Le fait que la part des importations chinoises n’ait pas varié pendant quasiment une décennie offre à David Autor, David Dorn et Gordon Hanson (2021) la possibilité de voir comment le choc chinois a affecté à long terme les économies locales aux Etats-Unis. Leur analyse montre que son impact persiste bien après que celui-ci ait atteint son pic : les effets négatifs sur l’emploi manufacturier, le taux d’emploi et le revenu par tête dans les zones d’emplois les plus exposées au commerce sont toujours décelables en 2019. Dans ces localités, le choc commercial a provoqué une légère émigration nette, mais celle-ci n’a concerné que les adultes âgés de 25 à 29 ans. L’ajustement est donc essentiellement passé par les sorties de l’emploi. Les régions les plus affectées ont connu une hausse des transferts publics, principalement sous la forme d’allocations versées par la sécurité sociale et Medicare, mais ceux-ci ne compensent pas les pertes de revenus provoquées par le choc commercial.
Autor et ses coauteurs se sont alors demandé pourquoi les zones d’emploi exposées au commerce extérieur ont souffert de séquelles durables. Ils ont considéré deux hypothèses : la première est que les régions traditionnellement industrielles rebondissent mal suite aux destructions d’emplois en raison d’une pénurie de travailleurs qualifiés, ceux-là même qui se concentrent dans les secteurs connaissant la plus forte expansion au niveau national ; la seconde est que la spécialisation des régions dans une gamme étroite d’activités industrielles laisse ces régions exposées à des chocs spécifiques à ces secteurs qui, une fois la désindustrialisation amorcée, alimentent un processus auto-renforçant de désagglomération. Notant notamment que les effets négatifs du choc chinois ont été plus aigus dans les régions qui avaient initialement moins de travailleurs diplômés du lycée et qui présentaient une forte spécialisation industrielle, Autor et ses coauteurs estiment que les éléments empiriques vont dans le sens de ces deux hypothèses, mais ils n’excluent pas d’autres explications.
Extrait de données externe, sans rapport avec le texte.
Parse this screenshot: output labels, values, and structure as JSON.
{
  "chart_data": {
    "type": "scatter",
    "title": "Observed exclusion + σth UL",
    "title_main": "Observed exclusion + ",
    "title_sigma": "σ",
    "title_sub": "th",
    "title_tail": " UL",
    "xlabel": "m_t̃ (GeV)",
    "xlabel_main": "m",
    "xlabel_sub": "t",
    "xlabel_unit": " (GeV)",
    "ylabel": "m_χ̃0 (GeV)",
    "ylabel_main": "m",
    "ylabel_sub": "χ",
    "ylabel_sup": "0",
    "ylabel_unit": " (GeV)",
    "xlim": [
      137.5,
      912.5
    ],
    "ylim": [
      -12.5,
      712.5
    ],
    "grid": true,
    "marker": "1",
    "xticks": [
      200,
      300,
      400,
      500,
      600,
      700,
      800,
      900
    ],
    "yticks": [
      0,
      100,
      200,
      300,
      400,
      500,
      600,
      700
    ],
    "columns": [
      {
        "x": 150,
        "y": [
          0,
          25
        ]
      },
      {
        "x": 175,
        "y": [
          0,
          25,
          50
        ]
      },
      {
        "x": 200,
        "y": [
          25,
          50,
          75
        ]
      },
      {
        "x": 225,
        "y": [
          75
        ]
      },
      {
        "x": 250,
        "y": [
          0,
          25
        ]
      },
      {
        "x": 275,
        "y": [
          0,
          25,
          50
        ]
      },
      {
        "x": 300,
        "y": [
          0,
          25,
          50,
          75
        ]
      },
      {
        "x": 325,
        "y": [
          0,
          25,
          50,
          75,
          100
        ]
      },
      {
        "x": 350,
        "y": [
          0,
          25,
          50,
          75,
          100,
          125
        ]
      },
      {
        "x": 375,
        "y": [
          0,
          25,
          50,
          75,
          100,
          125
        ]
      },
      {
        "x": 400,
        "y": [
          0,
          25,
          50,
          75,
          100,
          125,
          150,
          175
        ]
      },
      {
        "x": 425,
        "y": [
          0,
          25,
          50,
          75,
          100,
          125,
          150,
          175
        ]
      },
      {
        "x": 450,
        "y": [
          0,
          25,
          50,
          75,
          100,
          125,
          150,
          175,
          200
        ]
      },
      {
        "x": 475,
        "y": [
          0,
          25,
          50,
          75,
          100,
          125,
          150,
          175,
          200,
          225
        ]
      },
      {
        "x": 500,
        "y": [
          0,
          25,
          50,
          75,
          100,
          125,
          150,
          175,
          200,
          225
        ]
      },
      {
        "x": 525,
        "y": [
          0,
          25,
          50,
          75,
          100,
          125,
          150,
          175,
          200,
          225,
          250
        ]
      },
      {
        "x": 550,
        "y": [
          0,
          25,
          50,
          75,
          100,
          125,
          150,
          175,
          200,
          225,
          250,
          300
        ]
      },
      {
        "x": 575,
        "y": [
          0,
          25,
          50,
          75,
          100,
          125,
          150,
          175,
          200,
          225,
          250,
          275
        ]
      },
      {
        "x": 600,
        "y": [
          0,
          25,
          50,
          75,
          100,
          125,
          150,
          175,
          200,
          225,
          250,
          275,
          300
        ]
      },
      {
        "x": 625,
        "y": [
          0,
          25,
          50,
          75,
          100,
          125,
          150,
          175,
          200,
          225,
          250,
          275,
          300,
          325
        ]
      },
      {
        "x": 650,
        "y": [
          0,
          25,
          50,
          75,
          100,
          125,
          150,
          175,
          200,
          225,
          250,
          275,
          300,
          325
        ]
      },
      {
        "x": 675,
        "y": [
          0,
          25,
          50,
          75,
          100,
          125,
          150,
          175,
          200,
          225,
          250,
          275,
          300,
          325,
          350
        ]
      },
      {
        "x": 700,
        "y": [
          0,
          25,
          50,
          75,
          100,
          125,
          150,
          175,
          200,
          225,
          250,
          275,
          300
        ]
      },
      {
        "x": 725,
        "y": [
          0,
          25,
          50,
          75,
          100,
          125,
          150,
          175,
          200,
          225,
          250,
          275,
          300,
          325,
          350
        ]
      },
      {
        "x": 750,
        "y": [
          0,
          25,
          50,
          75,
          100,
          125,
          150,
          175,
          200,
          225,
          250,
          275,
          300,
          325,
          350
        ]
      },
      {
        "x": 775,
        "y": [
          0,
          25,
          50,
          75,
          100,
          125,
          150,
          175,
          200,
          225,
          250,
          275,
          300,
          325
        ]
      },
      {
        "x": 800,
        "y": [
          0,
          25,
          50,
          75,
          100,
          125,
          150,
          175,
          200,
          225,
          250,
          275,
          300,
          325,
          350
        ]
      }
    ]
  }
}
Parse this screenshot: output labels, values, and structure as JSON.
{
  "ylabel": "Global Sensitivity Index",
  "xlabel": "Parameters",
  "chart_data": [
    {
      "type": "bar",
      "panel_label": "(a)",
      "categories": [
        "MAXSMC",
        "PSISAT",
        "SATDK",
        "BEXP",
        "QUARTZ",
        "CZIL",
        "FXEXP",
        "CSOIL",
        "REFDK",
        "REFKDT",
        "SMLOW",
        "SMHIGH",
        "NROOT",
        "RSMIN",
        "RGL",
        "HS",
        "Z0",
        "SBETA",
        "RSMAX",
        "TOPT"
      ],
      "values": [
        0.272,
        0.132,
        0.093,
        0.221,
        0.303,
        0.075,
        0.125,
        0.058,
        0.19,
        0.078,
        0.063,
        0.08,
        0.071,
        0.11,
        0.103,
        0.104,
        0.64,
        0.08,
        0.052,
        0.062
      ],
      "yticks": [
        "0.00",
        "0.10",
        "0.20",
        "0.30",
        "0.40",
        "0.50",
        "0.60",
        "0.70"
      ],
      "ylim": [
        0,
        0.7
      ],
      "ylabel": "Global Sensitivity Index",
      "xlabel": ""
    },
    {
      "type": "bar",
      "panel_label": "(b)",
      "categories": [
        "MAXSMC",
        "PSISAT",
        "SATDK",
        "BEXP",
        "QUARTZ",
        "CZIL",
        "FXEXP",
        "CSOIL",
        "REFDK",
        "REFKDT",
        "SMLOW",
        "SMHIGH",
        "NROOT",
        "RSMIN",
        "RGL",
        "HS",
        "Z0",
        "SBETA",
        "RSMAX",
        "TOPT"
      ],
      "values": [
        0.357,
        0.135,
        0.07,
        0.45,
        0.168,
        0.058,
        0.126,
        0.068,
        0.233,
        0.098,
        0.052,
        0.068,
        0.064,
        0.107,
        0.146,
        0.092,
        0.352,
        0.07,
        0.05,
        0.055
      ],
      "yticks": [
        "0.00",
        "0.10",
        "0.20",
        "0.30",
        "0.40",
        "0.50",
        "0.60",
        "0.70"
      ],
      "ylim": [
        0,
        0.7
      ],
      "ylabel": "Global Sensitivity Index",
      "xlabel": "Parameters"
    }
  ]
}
Beaucoup d’études empiriques ont cherché à quantifier l’impact des chocs commerciaux en comparant la situation des régions qui y sont exposées à ceux qui ne le sont pas. De tels travaux décèlent l’impact relatif des chocs commerciaux, c’est-à-dire leurs répercussions distributives, mais non leur impact agrégé. Plusieurs analyses cherchant à quantifier l’impact du commerce international en termes de bien-être ont récemment suggéré que les gains agrégés que l’économie américaine a tirés du commerce avec les Chine étaient positifs, mais faibles, et que certaines régions ont pu souffrir de baisse absolue de leur bien-être [Caliendo et alii, 2019; Galle et alii, 2020 ; Kim et Vogel, 2020 ; Rodríguez-Clare et alii, 2020]. Même s’ils ne considèrent que les estimations les plus optimistes quant à l’impact du commerce avec la Chine sur les coûts aux Etats-Unis [Jaravel et Sager, 2019; Borusyak et Jaravel, 2021], Dorn et ses coauteurs concluent au terme de leur analyse que de nombreuses régions des Etats-Unis ont subi une baisse absolue des revenus réels.